Chinese dissident artist Ai Weiwei has survived persecution from the Chinese government including months in jail without charge, house arrest and a tax bill of $2.4 million. But it wasn't until Ai's work made it to Florida that it was wantonly destroyed.
Pérez Art Museum Miami is currently hosting an exhibition of Ai's work, featuring an installation called "Colored Vases," where pottery that dates back to the Neolithic period (5,000 - 3,500 B.C.) has been dipped in cheap paint.
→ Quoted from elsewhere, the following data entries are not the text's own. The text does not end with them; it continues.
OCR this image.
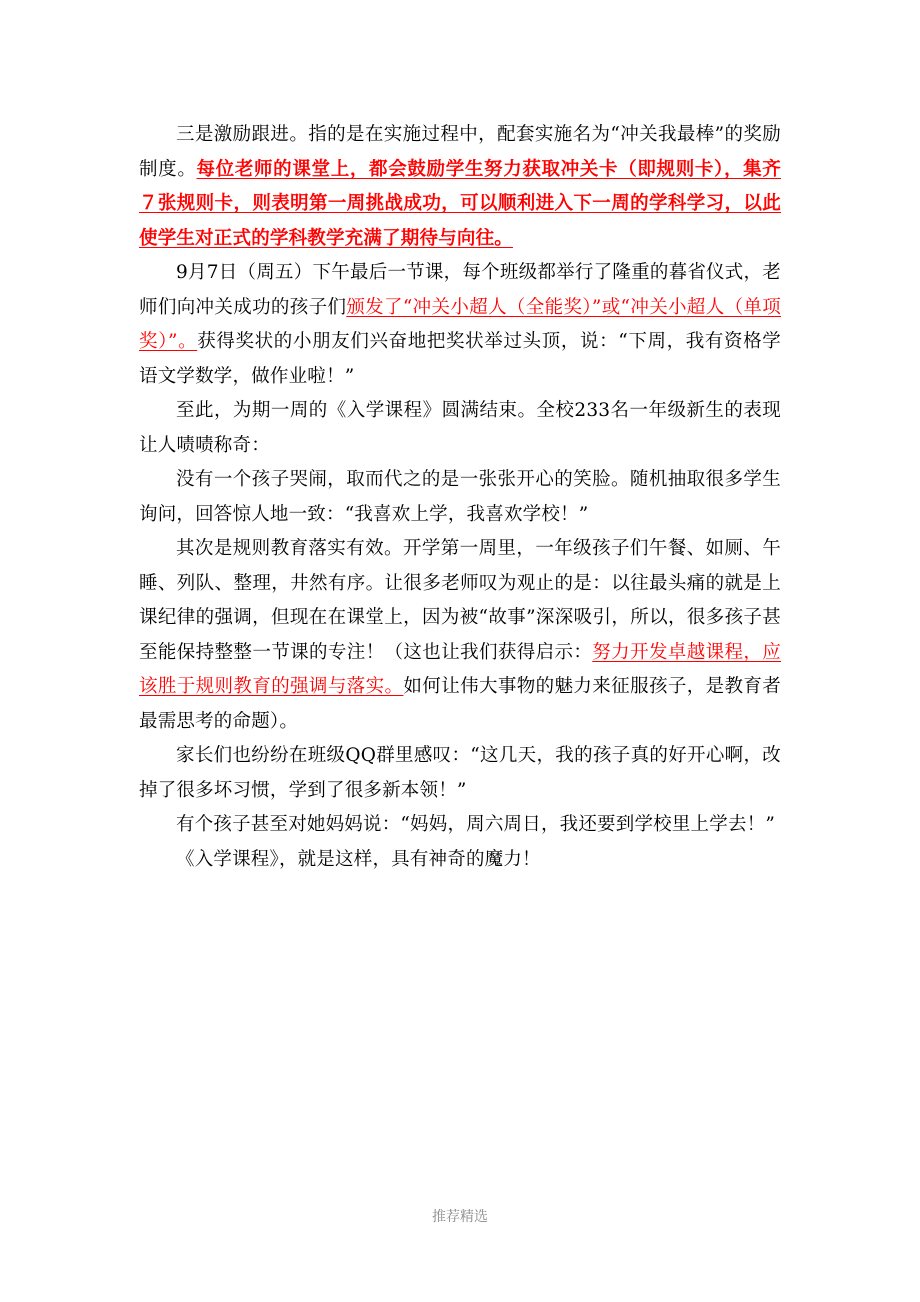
三是激励跟进。指的是在实施过程中，配套实施名为“冲关我最棒”的奖励制度。每位老师的课堂上，都会鼓励学生努力获取冲关卡（即规则卡），集齐７张规则卡，则表明第一周挑战成功，可以顺利进入下一周的学科学习，以此使学生对正式的学科教学充满了期待与向往。

9月7日（周五）下午最后一节课，每个班级都举行了隆重的暮省仪式，老师们向冲关成功的孩子们颁发了“冲关小超人（全能奖）”或“冲关小超人（单项奖）”。获得奖状的小朋友们兴奋地把奖状举过头顶，说：“下周，我有资格学语文学数学，做作业啦！”

至此，为期一周的《入学课程》圆满结束。全校233名一年级新生的表现让人啧啧称奇：

没有一个孩子哭闹，取而代之的是一张张开心的笑脸。随机抽取很多学生询问，回答惊人地一致：“我喜欢上学，我喜欢学校！”

其次是规则教育落实有效。开学第一周里，一年级孩子们午餐、如厕、午睡、列队、整理，井然有序。让很多老师叹为观止的是：以往最头痛的就是上课纪律的强调，但现在在课堂上，因为被“故事”深深吸引，所以，很多孩子甚至能保持整整一节课的专注！（这也让我们获得启示：努力开发卓越课程，应该胜于规则教育的强调与落实。如何让伟大事物的魅力来征服孩子，是教育者最需思考的命题）。

家长们也纷纷在班级QQ群里感叹：“这几天，我的孩子真的好开心啊，改掉了很多坏习惯，学到了很多新本领！”

有个孩子甚至对她妈妈说：“妈妈，周六周日，我还要到学校里上学去！”

《入学课程》，就是这样，具有神奇的魔力！

推荐精选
Writes art curator Mami Kataoka:
Through the medium of ceramics, Ai Weiwei created metaphors suggesting the overpowering of Chinese history and tradition by Western consumer culture, and he posed questions concerning the meaning of the art work’s authenticity, the autonomy of creativity, and the artistic authority, while pointing to the irony that the production of replicas contributes, in fact, to the preservation of traditional craft techniques and traditions.
Maximo Caminero, who claims to be an artist himself, decided to do some overpowering of his own: he grabbed one of Ai's vases and smashed it on the floor.
Caminero told Miami New Times that he destroyed another artist's work to protest the museum's showcase of international artists instead of local talent (like, oh I don't know, Maximo Caminero): "I did it for all the local artists in Miami that have never been shown in museums here ... They have spent so many millions now on international artists. It's the same political situation over and over again. I've been here for 30 years and it's always the same."